Anger has erupted among students over the government’s indifference after Higher Secondary Certificate (HSC) examinations proceeded despite waist-deep flooding that prevented thousands from being able to attend. An audio recording has gone viral of Education Minister Dr ANM Ehsanul Haque Milon dismissively comparing students to “farm chickens.” Thousands of students joined protests in Dhaka on July 14, demanding the postponement of exams until after the floods and the minister’s resignation.

While the wealthy are largely insulated from the effects of such disasters, studies show that poor rural women spend up to 30 percent of their household budget protecting themselves from floods. A 2025 report found that 92 percent of internal migrants—many displaced by climate disasters—experienced at least one form of modern slavery after moving to urban labour markets.

Bangladesh’s export-oriented garment industry, producing for major Western brands, concentrates millions of workers in low-paid, insecure jobs in flood-prone cities, with wages too low to permit meaningful protection or recovery. Every climate disaster drives more people off the land and into exploitation.

The same failures recur every monsoon: breached embankments, inadequate drainage, delayed relief, and infrastructure designed to serve commercial interests rather than human need, leaving the Rohingya, poor peasants and slum dwellers to bear the greatest cost.

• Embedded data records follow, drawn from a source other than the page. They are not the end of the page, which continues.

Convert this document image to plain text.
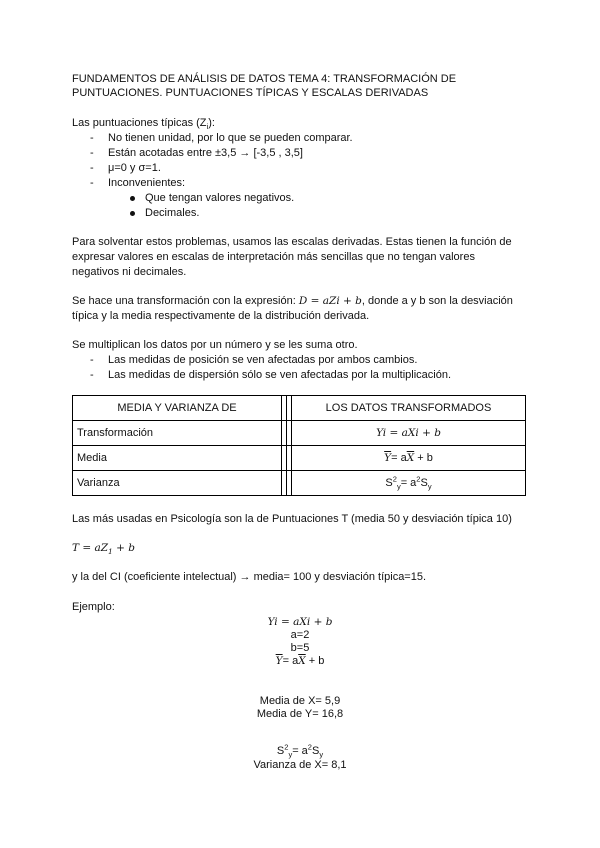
FUNDAMENTOS DE ANÁLISIS DE DATOS TEMA 4: TRANSFORMACIÓN DE
PUNTUACIONES. PUNTUACIONES TÍPICAS Y ESCALAS DERIVADAS
Las puntuaciones típicas $(Z_i)$:
- No tienen unidad, por lo que se pueden comparar.
- Están acotadas entre ±3,5 → [-3,5 , 3,5]
- μ=0 y σ=1.
- Inconvenientes:
Que tengan valores negativos.
Decimales.
Para solventar estos problemas, usamos las escalas derivadas. Estas tienen la función de
expresar valores en escalas de interpretación más sencillas que no tengan valores
negativos ni decimales.
Se hace una transformación con la expresión: D = aZi + b, donde a y b son la desviación
típica y la media respectivamente de la distribución derivada.
Se multiplican los datos por un número y se les suma otro.
- Las medidas de posición se ven afectadas por ambos cambios.
- Las medidas de dispersión sólo se ven afectadas por la multiplicación.
MEDIA Y VARIANZA DE			LOS DATOS TRANSFORMADOS
Transformación			Yi = aXi + b
Media			$\overline{Y}= a\overline{X} + b$
Varianza			$S^2_y= a^2S_y$
Las más usadas en Psicología son la de Puntuaciones T (media 50 y desviación típica 10)
$T = aZ_1 + b$
y la del CI (coeficiente intelectual) → media= 100 y desviación típica=15.
Ejemplo:
Yi = aXi + b
a=2
b=5
$\overline{Y}= a\overline{X} + b$
Media de X= 5,9
Media de Y= 16,8
$S^2_y= a^2S_y$
Varianza de X= 8,1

There is no national solution to the increasingly severe disasters, which are the outcome of global climate change driven by carbon emissions from a small number of powerful corporations. What is urgently needed is a coordinated global response to rapidly reduce emissions and mobilise resources internationally. This in turn requires the ending of the capitalist profit system and the reorganization of society along socialist lines.